Investigation: Blood Profits: How the Junta funds a black market empire through Jade,Oil, and Ethnic Plunder

  • Writer: DVB Myanmar
    DVB Myanmar
  • Jun 18, 2025
  • 4 min read
Myanmar junta air strike on market kills 15 civilians, with fumes of destruction billowing out of innocents’ lodgings (Image: Agence France-Presse, South China Morning Post)
Myanmar junta air strike on market kills 15 civilians, with fumes of destruction billowing out of innocents’ lodgings (Image: Agence France-Presse, South China Morning Post)

The junta has ruined so many innocents with weapons of mass destruction. How

do they possess the capital for these attacks? The DVB finds out.


HPAKANT, KACHIN STATE

“I feel guilty for surviving.” Si Thu Phyo was just a 21-year-old trying to make a basic living off his mining job in Myanmar, common for an average Burmese citizen under the Junta. He was scavenging for leftover gemstones when he felt an intense tremor on the ground.

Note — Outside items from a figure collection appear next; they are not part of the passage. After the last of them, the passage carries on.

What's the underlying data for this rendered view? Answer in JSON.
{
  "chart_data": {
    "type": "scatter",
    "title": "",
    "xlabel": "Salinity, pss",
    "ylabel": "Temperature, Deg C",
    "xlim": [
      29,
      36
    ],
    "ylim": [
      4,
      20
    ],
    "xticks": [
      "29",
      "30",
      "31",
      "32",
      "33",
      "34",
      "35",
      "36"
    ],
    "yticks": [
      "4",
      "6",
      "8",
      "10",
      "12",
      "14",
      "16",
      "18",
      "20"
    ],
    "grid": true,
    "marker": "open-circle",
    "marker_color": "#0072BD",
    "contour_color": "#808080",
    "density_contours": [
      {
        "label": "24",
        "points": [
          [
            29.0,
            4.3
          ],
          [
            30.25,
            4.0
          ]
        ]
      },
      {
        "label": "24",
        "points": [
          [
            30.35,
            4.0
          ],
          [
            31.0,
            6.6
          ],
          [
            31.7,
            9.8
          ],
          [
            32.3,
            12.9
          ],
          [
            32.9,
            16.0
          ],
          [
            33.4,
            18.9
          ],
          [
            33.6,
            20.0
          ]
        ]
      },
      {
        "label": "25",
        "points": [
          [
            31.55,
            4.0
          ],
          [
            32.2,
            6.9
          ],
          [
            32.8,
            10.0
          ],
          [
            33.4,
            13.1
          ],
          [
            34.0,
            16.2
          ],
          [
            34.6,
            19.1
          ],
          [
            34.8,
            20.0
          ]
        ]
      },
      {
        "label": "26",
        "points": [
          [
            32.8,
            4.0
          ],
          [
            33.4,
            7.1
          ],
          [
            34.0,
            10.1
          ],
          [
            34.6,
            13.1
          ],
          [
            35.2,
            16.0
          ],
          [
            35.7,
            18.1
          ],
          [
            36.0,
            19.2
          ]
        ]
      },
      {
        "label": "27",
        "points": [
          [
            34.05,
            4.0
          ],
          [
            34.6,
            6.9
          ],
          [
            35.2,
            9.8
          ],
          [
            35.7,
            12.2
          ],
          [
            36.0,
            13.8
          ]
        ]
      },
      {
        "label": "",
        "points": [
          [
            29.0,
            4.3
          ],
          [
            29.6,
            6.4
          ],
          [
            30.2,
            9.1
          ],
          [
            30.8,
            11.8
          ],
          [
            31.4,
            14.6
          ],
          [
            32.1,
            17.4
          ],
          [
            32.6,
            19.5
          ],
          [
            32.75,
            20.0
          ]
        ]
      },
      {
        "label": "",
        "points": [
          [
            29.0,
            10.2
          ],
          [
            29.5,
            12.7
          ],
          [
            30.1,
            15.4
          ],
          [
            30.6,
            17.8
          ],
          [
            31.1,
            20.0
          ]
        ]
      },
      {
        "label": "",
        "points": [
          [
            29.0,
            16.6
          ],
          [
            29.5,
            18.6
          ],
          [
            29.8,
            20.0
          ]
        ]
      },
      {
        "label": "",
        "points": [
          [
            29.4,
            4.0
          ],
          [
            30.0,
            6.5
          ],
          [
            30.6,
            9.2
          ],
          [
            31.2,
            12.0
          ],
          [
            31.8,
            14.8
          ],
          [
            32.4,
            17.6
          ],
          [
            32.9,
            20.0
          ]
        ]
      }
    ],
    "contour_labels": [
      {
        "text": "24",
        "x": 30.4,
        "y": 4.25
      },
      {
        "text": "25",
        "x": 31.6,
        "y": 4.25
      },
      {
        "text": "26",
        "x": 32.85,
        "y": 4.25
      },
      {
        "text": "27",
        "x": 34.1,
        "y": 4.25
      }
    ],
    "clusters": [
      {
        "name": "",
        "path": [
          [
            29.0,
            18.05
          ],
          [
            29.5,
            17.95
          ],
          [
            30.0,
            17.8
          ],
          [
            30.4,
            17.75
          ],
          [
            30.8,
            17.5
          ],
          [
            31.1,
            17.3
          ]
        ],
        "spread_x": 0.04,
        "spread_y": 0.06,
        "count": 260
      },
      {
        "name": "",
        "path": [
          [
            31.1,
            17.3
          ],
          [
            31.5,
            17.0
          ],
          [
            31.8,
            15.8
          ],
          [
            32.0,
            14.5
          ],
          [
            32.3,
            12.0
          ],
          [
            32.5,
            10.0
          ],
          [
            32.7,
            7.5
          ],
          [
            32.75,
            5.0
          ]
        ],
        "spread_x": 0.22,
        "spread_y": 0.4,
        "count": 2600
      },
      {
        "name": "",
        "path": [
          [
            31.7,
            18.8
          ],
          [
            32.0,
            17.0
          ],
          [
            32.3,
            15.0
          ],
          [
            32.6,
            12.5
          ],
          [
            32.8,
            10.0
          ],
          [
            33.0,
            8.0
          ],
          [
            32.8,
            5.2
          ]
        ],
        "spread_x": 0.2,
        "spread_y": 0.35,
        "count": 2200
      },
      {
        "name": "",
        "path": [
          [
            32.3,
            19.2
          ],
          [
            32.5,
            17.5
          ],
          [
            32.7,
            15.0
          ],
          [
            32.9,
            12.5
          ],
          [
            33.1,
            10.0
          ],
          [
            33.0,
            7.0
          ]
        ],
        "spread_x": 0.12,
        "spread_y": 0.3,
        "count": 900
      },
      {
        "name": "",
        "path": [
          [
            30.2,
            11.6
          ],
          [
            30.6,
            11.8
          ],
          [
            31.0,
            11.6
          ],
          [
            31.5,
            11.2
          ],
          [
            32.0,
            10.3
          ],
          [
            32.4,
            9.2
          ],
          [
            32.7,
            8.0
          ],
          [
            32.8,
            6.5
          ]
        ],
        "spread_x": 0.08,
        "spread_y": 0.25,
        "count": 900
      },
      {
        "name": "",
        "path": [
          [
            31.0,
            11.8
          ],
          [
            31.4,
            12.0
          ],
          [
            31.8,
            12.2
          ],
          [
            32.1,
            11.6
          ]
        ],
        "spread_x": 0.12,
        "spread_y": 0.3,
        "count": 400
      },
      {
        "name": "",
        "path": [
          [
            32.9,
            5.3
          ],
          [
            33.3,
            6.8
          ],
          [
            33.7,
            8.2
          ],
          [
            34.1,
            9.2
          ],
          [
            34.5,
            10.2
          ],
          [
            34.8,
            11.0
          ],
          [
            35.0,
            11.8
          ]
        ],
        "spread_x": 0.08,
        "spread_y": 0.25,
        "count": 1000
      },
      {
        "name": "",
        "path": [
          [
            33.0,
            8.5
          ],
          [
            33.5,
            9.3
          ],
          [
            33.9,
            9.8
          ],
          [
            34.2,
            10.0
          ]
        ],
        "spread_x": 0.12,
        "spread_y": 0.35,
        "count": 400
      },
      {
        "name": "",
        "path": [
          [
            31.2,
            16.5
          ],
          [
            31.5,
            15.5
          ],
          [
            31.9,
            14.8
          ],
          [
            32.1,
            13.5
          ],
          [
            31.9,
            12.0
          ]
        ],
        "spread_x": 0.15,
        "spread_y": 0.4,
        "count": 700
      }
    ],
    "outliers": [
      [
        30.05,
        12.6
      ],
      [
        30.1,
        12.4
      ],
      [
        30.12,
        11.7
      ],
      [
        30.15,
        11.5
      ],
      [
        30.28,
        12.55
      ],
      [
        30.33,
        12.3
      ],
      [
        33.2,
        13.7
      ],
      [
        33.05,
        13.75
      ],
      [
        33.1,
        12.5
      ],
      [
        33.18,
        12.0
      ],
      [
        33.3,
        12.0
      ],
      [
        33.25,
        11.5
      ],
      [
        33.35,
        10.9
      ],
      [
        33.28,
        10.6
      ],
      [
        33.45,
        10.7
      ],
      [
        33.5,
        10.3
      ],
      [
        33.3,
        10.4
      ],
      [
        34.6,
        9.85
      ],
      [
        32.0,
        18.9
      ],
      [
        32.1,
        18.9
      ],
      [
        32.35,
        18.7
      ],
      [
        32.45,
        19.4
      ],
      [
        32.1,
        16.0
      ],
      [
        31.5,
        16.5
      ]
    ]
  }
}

As the landslide was crashing down, Si Thu and countless others tried to flee for their lives, but it was impossible to outrun such a disaster. Si Thu was dragged under the water and mud. When interviewed, he said: "My mouth was full of mud, the stones were hitting me and the waves pushed me under again and again," and “thought I was going to die”.


Si Thu, in a miracle, was able to swim out and emerge alive. However, others were not as lucky.


Under intense pressure by the international community, the Myanmar government formed an investigative committee, but no results were yielded, with the Minister for Natural Resources and Environmental Conservation, Ohn Win, blaming the catastrophe on “greedy” miners.


Junta-led Conglomerates: The illicit financial backbone of the Tatmadaw

The fact that Myanmar’s junta, led by Min Aung Hliang, is one of the most heavily sanctioned and internationally criticised organisations in the world, yet has the funds and resources to sustain its domestic and military operations should draw some concern.

There is no single source of revenue for the regime. A patchwork of companies, headquartered in countries around the world, conduct business in war-torn Myanmar, with the proceeds backing their operations.


Across the Junta’s coup for the past 4 years, several companies across the

ASEAN region and even in Australia, providing them with the funds for aviation fuel and dangerous weapons — all used in their civil war. The Junta’s economic stronghold is also financed by two main military-controlled conglomerates namely the Myanmar Economic Corporation (MEC) and Myanma Economic Holdings Limited (MEHL). controlling everything from jade to finances to tourism.


According to Amnesty International, Myanmar’s military has received an $18 billion payout through 1990 to 2020, funding its illicit operations. Being exempt from taxation and opaque in operation, these conglomerates funnel money into Tatmadaw, with soldiers forced to buy MEHL shares, their salaries paid likewise, channeling profits straight into the junta’s hands.


Silenced Voices

Whether Shan, Kayin, Rakhine, or Karen, the minority ethnic groups in Myanmar are blessed with bountiful resources. The extraction of such resources — jade, timber, oil, and gas, makes up roughly 60% of Myanmar’s total gross domestic product.


While ethnic minorities fight for their rights to exist, elsewhere corporations

engage in unsustainable and exploitative resource extraction practices on their

homelands.


China, for one, has covertly been conducting jade mining operations in fringe states, with a strong domestic market for jade products. These resources are stripped from the land, without compensation for the ethnic communities that live there, fuelling a thriving black market based on the hard labour of Burmese citizens. Meanwhile, deforestation en masse by large multinational corporations conducting work as usual has led to the muddying of rivers, which once supplied communities with drinking water


The ethnic minorities suffer in silence. The junta actively engages in its

systematic persecution. Who can they turn to?


The world is completely oblivious to their plight. They are the people who will fall

through the tracks, faceless, nameless, marginalised.


The social and cultural impact will be devastating. And we will have no way to document, to fight for these oppressed peoples’ rights in an international community, one that remains on the fence about whether or not to intervene in Myanmar.


Impactless sanctions, law evasions.

In the AFMM conference, the Burmese delegation introduced a “Mineral Cost Observatory” and “Environmental Research Initiative”, and “Downstream Processing Hubs”.


With this proposal, the Junta is visibly trying to legitimize itself despite its illegal mining and deforestation attempts. The observatories run by the Junta are meaningless - they simply cannot be trusted to take accountability due to their existing circumvention of international norms. Besides, the idea of “downstream hubs” just acts as a facade for the junta’s

backdoor funneling of foreign capital into its war economy.


Urgent action is required

The junta continues to enrich itself at the cost of democracy and human lives, all while the world feigns ignorance and pushes for “diplomacy” that clearly is not an option. The world has to act, intervening in the worsening crisis Myanmar is facing to prevent unnecessary death and suffering, holding the junta accountable for its atrocities.